Internet of Things (IoT) can provide the interconnection and data sharing among devices, vehicles, buildings via various sensors with the development of 5G, and it has been widely used in different services such as e-commerce, heath-care, smart buildings. In the meantime, various cyber-attacks for IoT have increased and caused huge losses. Lots of security mechanisms are rapidly being proposed to prevent the potentially malicious attackers for IoT, in which machine learning especially deep learning (DL) as increasingly popular solution for security has been implemented in intrusion detection system (IDS) and others. However, the lack of enough datasets prevents the application of IDS in 5G IoT system. As one of fundamental components of IDS, network traffic classification shows a discretization, individualization and fine-grained trend which derives the different personalized classification methods for different requirements and scenarios. In this case, the data-driven DL faces the following challenges. First, there are only a few labeled datasets in the various personalized application scenarios, which undoubtedly limits the deployment of DL classification. Second, not all scenarios have rich computing capability for that training a neural network requires lots of computing resources.

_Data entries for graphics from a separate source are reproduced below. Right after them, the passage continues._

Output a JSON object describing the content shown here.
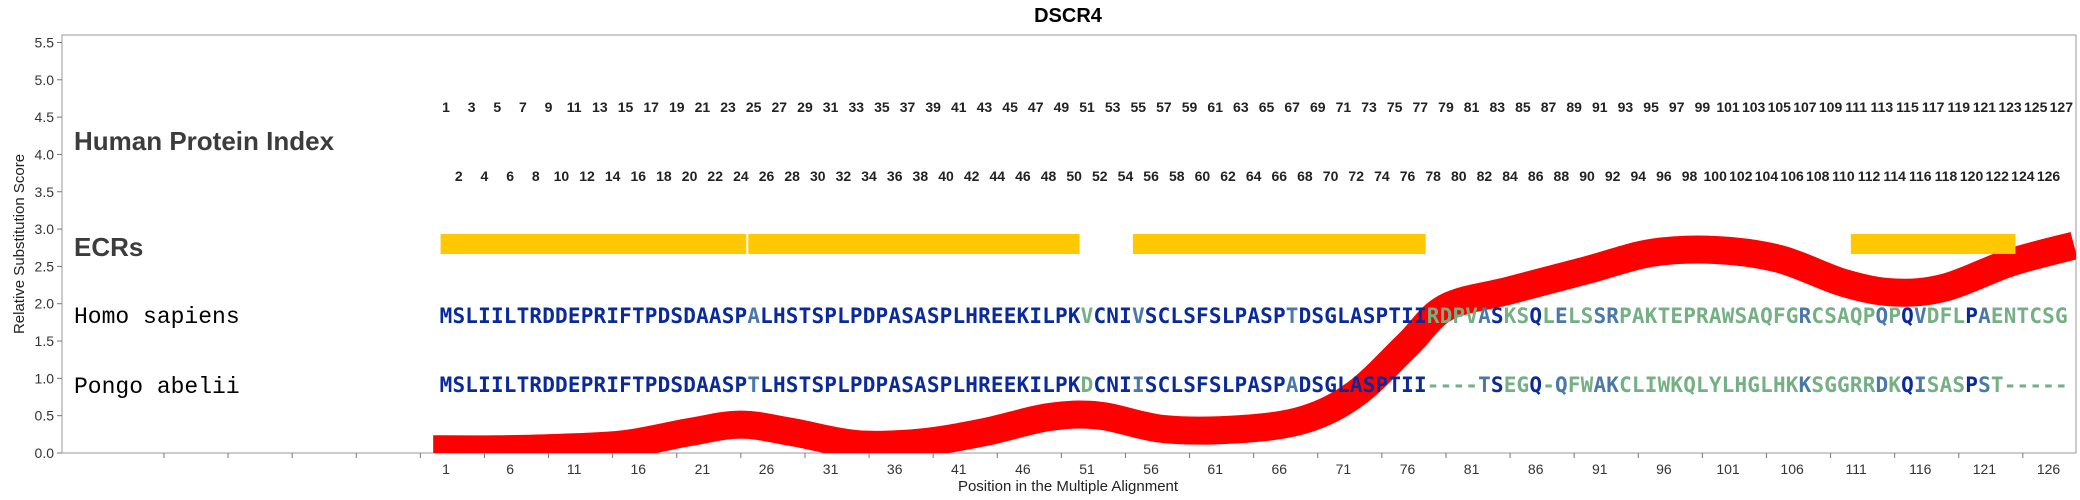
{
  "chart_data": {
    "type": "line",
    "title": "DSCR4",
    "xlabel": "Position in the Multiple Alignment",
    "ylabel": "Relative Substitution Score",
    "xlim": [
      0.5,
      127.5
    ],
    "ylim": [
      0,
      5.6
    ],
    "y_ticks": [
      "0.0",
      "0.5",
      "1.0",
      "1.5",
      "2.0",
      "2.5",
      "3.0",
      "3.5",
      "4.0",
      "4.5",
      "5.0",
      "5.5"
    ],
    "x_ticks": [
      1,
      6,
      11,
      16,
      21,
      26,
      31,
      36,
      41,
      46,
      51,
      56,
      61,
      66,
      71,
      76,
      81,
      86,
      91,
      96,
      101,
      106,
      111,
      116,
      121,
      126
    ],
    "row_labels": {
      "index": "Human Protein Index",
      "ecrs": "ECRs",
      "species1": "Homo sapiens",
      "species2": "Pongo abelii"
    },
    "index_odd": [
      1,
      3,
      5,
      7,
      9,
      11,
      13,
      15,
      17,
      19,
      21,
      23,
      25,
      27,
      29,
      31,
      33,
      35,
      37,
      39,
      41,
      43,
      45,
      47,
      49,
      51,
      53,
      55,
      57,
      59,
      61,
      63,
      65,
      67,
      69,
      71,
      73,
      75,
      77,
      79,
      81,
      83,
      85,
      87,
      89,
      91,
      93,
      95,
      97,
      99,
      101,
      103,
      105,
      107,
      109,
      111,
      113,
      115,
      117,
      119,
      121,
      123,
      125,
      127
    ],
    "index_even": [
      2,
      4,
      6,
      8,
      10,
      12,
      14,
      16,
      18,
      20,
      22,
      24,
      26,
      28,
      30,
      32,
      34,
      36,
      38,
      40,
      42,
      44,
      46,
      48,
      50,
      52,
      54,
      56,
      58,
      60,
      62,
      64,
      66,
      68,
      70,
      72,
      74,
      76,
      78,
      80,
      82,
      84,
      86,
      88,
      90,
      92,
      94,
      96,
      98,
      100,
      102,
      104,
      106,
      108,
      110,
      112,
      114,
      116,
      118,
      120,
      122,
      124,
      126
    ],
    "ecr_segments": [
      [
        1,
        24
      ],
      [
        25,
        50
      ],
      [
        55,
        77
      ],
      [
        111,
        123
      ]
    ],
    "ecr_color": "#ffc800",
    "score_line": {
      "color": "#ff0000",
      "x": [
        0,
        5,
        10,
        15,
        20,
        24,
        28,
        33,
        38,
        43,
        48,
        52,
        57,
        63,
        68,
        72,
        76,
        79,
        84,
        90,
        95,
        100,
        105,
        110,
        114,
        118,
        123,
        128
      ],
      "y": [
        0.05,
        0.05,
        0.07,
        0.12,
        0.28,
        0.38,
        0.28,
        0.12,
        0.14,
        0.28,
        0.48,
        0.5,
        0.32,
        0.32,
        0.45,
        0.8,
        1.45,
        1.95,
        2.18,
        2.45,
        2.68,
        2.72,
        2.6,
        2.28,
        2.15,
        2.22,
        2.55,
        2.78
      ]
    },
    "seq_homo": "MSLIILTRDDEPRIFTPDSDAASPALHSTSPLPDPASASPLHREEKILPKVCNIVSCLSFSLPASPTDSGLASPTIIRDPVASKSQLELSSRPAKTEPRAWSAQFGRCSAQPQPQVDFLPAENTCSG",
    "seq_pongo": "MSLIILTRDDEPRIFTPDSDAASPTLHSTSPLPDPASASPLHREEKILPKDCNIISCLSFSLPASPADSGLASPTII----TSEGQ-QFWAKCLIWKQLYLHGLHKKSGGRRDKQISASPST-----",
    "colors": {
      "identical": "#0a2a9c",
      "similar": "#4a78a8",
      "variable": "#74b084",
      "gap": "#74b084"
    },
    "grid": false,
    "legend": "none"
  }
}
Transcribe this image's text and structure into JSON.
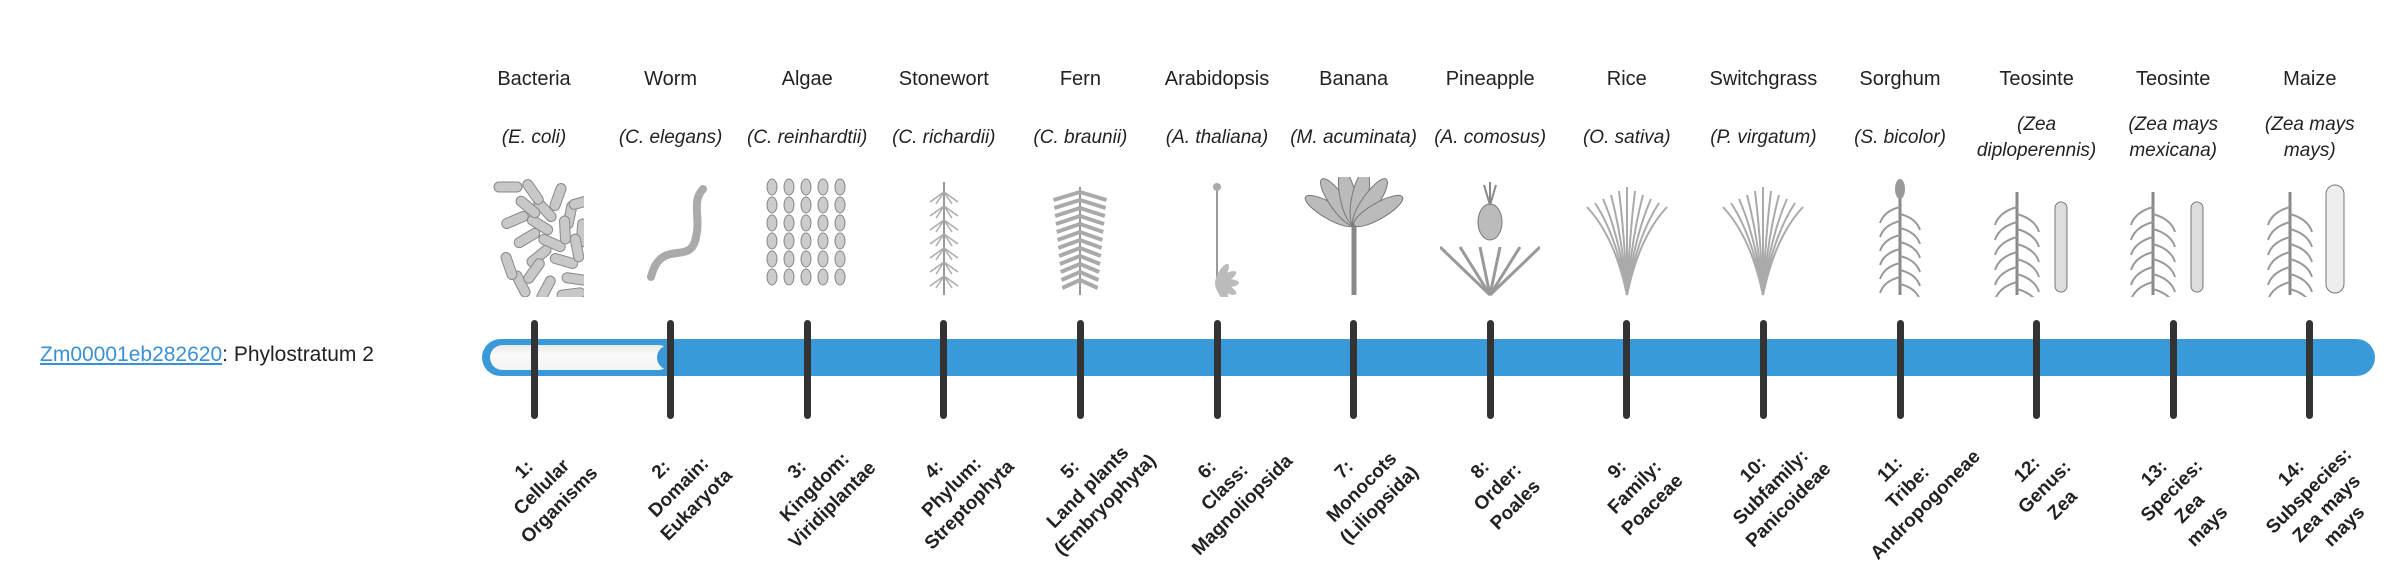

Therefore, this paper proposes a traffic classification method based on deep transfer learning for 5G IoT scenarios with scarce labeled data and limited computing capability, and trains the classification model by weight transferring and neural network fine-tuning. Different from the previous work that extract artificially designed features, the proposed method retains the end-to-end learning performance of DL and reduces the risk of suffering concept drift to reduce human intervention. Experimental results show that when only 10% of dataset are used to label the data samples, the classification accuracy is close to the results of full training dataset.